When Greg Beauchamp launched Bindery in 2012, it only worked with a handful of direct-to-consumer startups like Birchbox and Bonobos. Seven years later, the production company's revenue from DTC brands like Brooklinen, Etsy, Roman, Stitch Fix, and Verishop is up nearly 700%, Beauchamp said.
As DTC brands create branded content to scale their businesses, they are increasingly bypassing traditional agencies and going straight to production companies to try to cut costs, be more efficient, and maintain creative control.
"An advertising agency is like a black-box; when you hire one, you cede control over the process and don't have access," said Beauchamp. "We offer a more agile and streamlined process where they (clients) can be involved from the script to the screen. We're not like an assembly line that exists in traditional advertising."
Direct-to-consumer brands are using production companies as they make inroads into longer-form content
To be sure, marketers bypassing agencies to work directly with production companies is nothing new. But as DTC companies follow suit, they pose another threat to the already beleaguered traditional ad agency model.
DTC companies, already known to handle much of their operations themselves, are using production companies as they move into traditional marketing channels like TV and branded content. They say working directly with these companies lets them maintain creative control.
Take Mailchimp, which started 10-person Mailchimp Studios 18 months ago to produce its own podcasts, documentary films and episodic shows, but frequently hires companies like Scout Productions, as it did for its recent docuseries "Second Act," said Sarita Alami, Production Lead for Mailchimp Studios.
"We want to have an equal footing as a creative partner, stay close to the creative, and guide them through the process," she said. "It's just easier to do with production companies. Having an intermediary is a challenge no matter who they are."
Bruce Henderson, chief creative officer at SmileDirectClub, echoed that sentiment. The company has its own creative team but uses production companies like Improv Everywhere on a project basis.
"We're much closer to the business and the brand ourselves than traditional brands, as the closer we are to data, insights and feedback, the better and faster we are able to translate that into marketing and strategy," Henderson said. "Big, global agencies make sense for complex global brands with footprints in over 100 countries, but you need different types of solutions for different types of businesses."
DTC companies say they can save a lot of money by working directly with production companies. It could cost at least $300,000 to have an agency create a TV spot, website, digital cuts, and OOH assets, three times the cost of a production company, estimated Randy Goldberg, co-founder at sock company Bombas.
"We're not paying for agency overhead," he said.
Production companies are evolving to meet DTC needs
The rise of DTC companies has already spawned a roster of agencies that have positioned themselves around the needs of digitally native brands, and now production companies are expanding their services to cater to these marketers as well.
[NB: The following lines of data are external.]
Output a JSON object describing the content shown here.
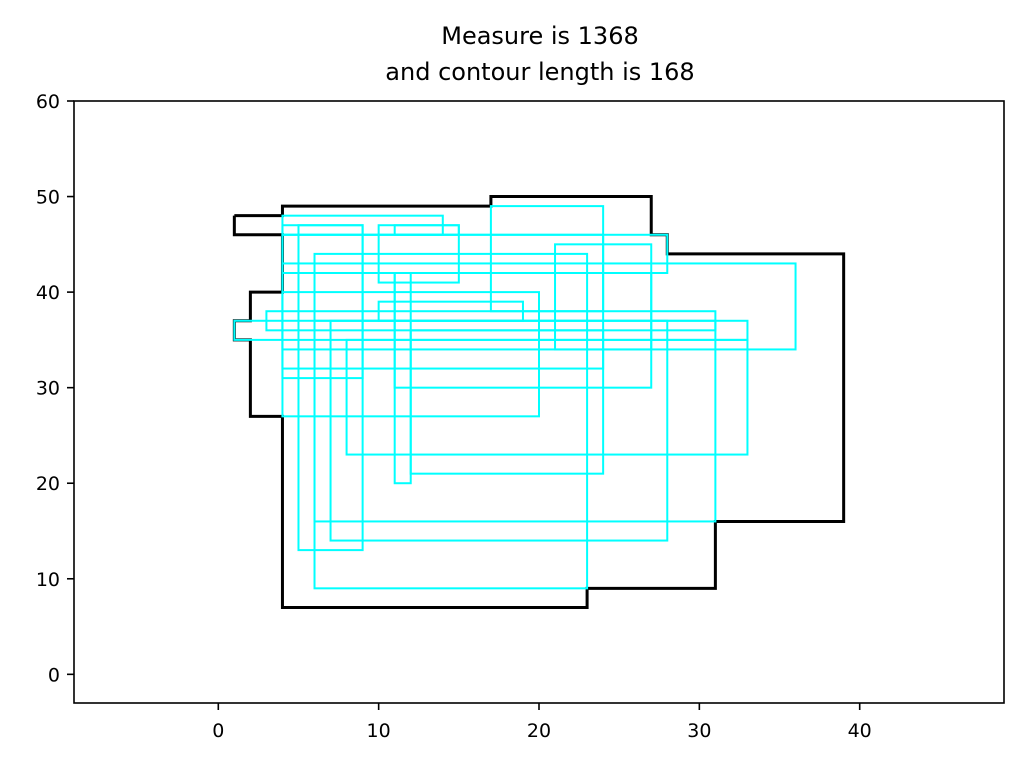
{
  "chart_data": {
    "type": "line",
    "title": [
      "Measure is 1368",
      "and contour length is 168"
    ],
    "xlabel": "",
    "ylabel": "",
    "xlim": [
      -9,
      49
    ],
    "ylim": [
      -3,
      60
    ],
    "xticks": [
      0,
      10,
      20,
      30,
      40
    ],
    "yticks": [
      0,
      10,
      20,
      30,
      40,
      50,
      60
    ],
    "grid": false,
    "colors": {
      "contour": "#000000",
      "rectangles": "#00ffff"
    },
    "contour": [
      [
        1,
        48
      ],
      [
        4,
        48
      ],
      [
        4,
        49
      ],
      [
        17,
        49
      ],
      [
        17,
        50
      ],
      [
        27,
        50
      ],
      [
        27,
        46
      ],
      [
        28,
        46
      ],
      [
        28,
        44
      ],
      [
        39,
        44
      ],
      [
        39,
        16
      ],
      [
        31,
        16
      ],
      [
        31,
        9
      ],
      [
        23,
        9
      ],
      [
        23,
        7
      ],
      [
        4,
        7
      ],
      [
        4,
        27
      ],
      [
        2,
        27
      ],
      [
        2,
        35
      ],
      [
        1,
        35
      ],
      [
        1,
        37
      ],
      [
        2,
        37
      ],
      [
        2,
        40
      ],
      [
        4,
        40
      ],
      [
        4,
        46
      ],
      [
        1,
        46
      ],
      [
        1,
        48
      ]
    ],
    "rectangles": [
      [
        4,
        46,
        14,
        48
      ],
      [
        4,
        31,
        9,
        47
      ],
      [
        5,
        13,
        9,
        47
      ],
      [
        11,
        46,
        15,
        47
      ],
      [
        10,
        41,
        15,
        47
      ],
      [
        17,
        38,
        24,
        49
      ],
      [
        4,
        32,
        24,
        46
      ],
      [
        21,
        34,
        27,
        45
      ],
      [
        4,
        42,
        28,
        46
      ],
      [
        6,
        9,
        23,
        44
      ],
      [
        4,
        43,
        36,
        43
      ],
      [
        4,
        34,
        36,
        43
      ],
      [
        11,
        20,
        12,
        42
      ],
      [
        11,
        30,
        27,
        42
      ],
      [
        4,
        27,
        20,
        40
      ],
      [
        10,
        37,
        19,
        39
      ],
      [
        3,
        36,
        31,
        38
      ],
      [
        7,
        14,
        28,
        37
      ],
      [
        1,
        35,
        33,
        37
      ],
      [
        6,
        16,
        31,
        37
      ],
      [
        12,
        21,
        24,
        36
      ],
      [
        8,
        23,
        33,
        35
      ]
    ]
  }
}
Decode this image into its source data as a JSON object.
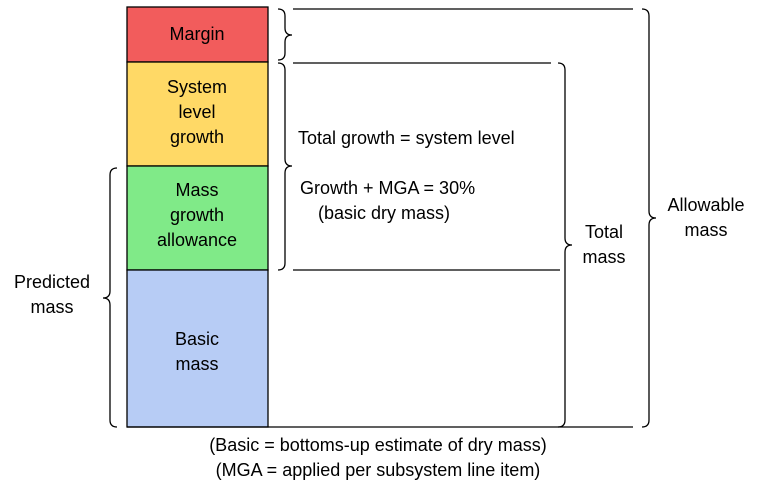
{
  "blocks": [
    {
      "lines": [
        "Margin"
      ]
    },
    {
      "lines": [
        "System",
        "level",
        "growth"
      ]
    },
    {
      "lines": [
        "Mass",
        "growth",
        "allowance"
      ]
    },
    {
      "lines": [
        "Basic",
        "mass"
      ]
    }
  ],
  "annotations": {
    "total_growth": "Total growth = system level",
    "growth_mga": [
      "Growth + MGA = 30%",
      "(basic dry mass)"
    ],
    "total_mass": [
      "Total",
      "mass"
    ],
    "allowable_mass": [
      "Allowable",
      "mass"
    ],
    "predicted_mass": [
      "Predicted",
      "mass"
    ]
  },
  "footnotes": [
    "(Basic = bottoms-up estimate of dry mass)",
    "(MGA = applied per subsystem line item)"
  ]
}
Two examples are New York-based shops Moving Image & Content and Quirk Creative, which began as production companies but have added agency-like services.
Moving Image & Content, which has clients including Birdies and Èsika, says it provides services like helping clients identify their audience and match their messages to the audience across marketing channels.
Quirk Creative, which works with companies like Keeps and Daily Harvest, claims to offer advantages over agencies, by creating TV campaigns faster and letting clients keep rights to the footage, which traditional agencies often retain, said CEO Meryl Draper.
"It's super appealing to a DTC brand that wants to cut, recut and optimize footage as much as possible," said Draper. "DTC brands demand that kind of flexibility with their video content."
But the competition is getting intense
Earlier, brands would typically appoint an agency, which would then outsource content to a production company. But with content channels proliferating, agencies, publishers' content studios, and new entrants like Accenture Interactive and MediaMonks are also getting into the content business, which means more competition for production companies.
"It's the Wild, Wild West, and it feels like we're in the middle of a shootout," said Joel Chiodi, SVP of strategic development at Scout Productions. "Everyone wants to be in the content business."
But as DTC companies grow, they'll require expertise that they can't get just from production companies, like strategy and media, said Kim Cortese, head of production at ad agency Huge.
"I don't see it as a threat, it's just a shift," she said. "When these companies need scale, broader expertise and best practices, they'll come after the agencies."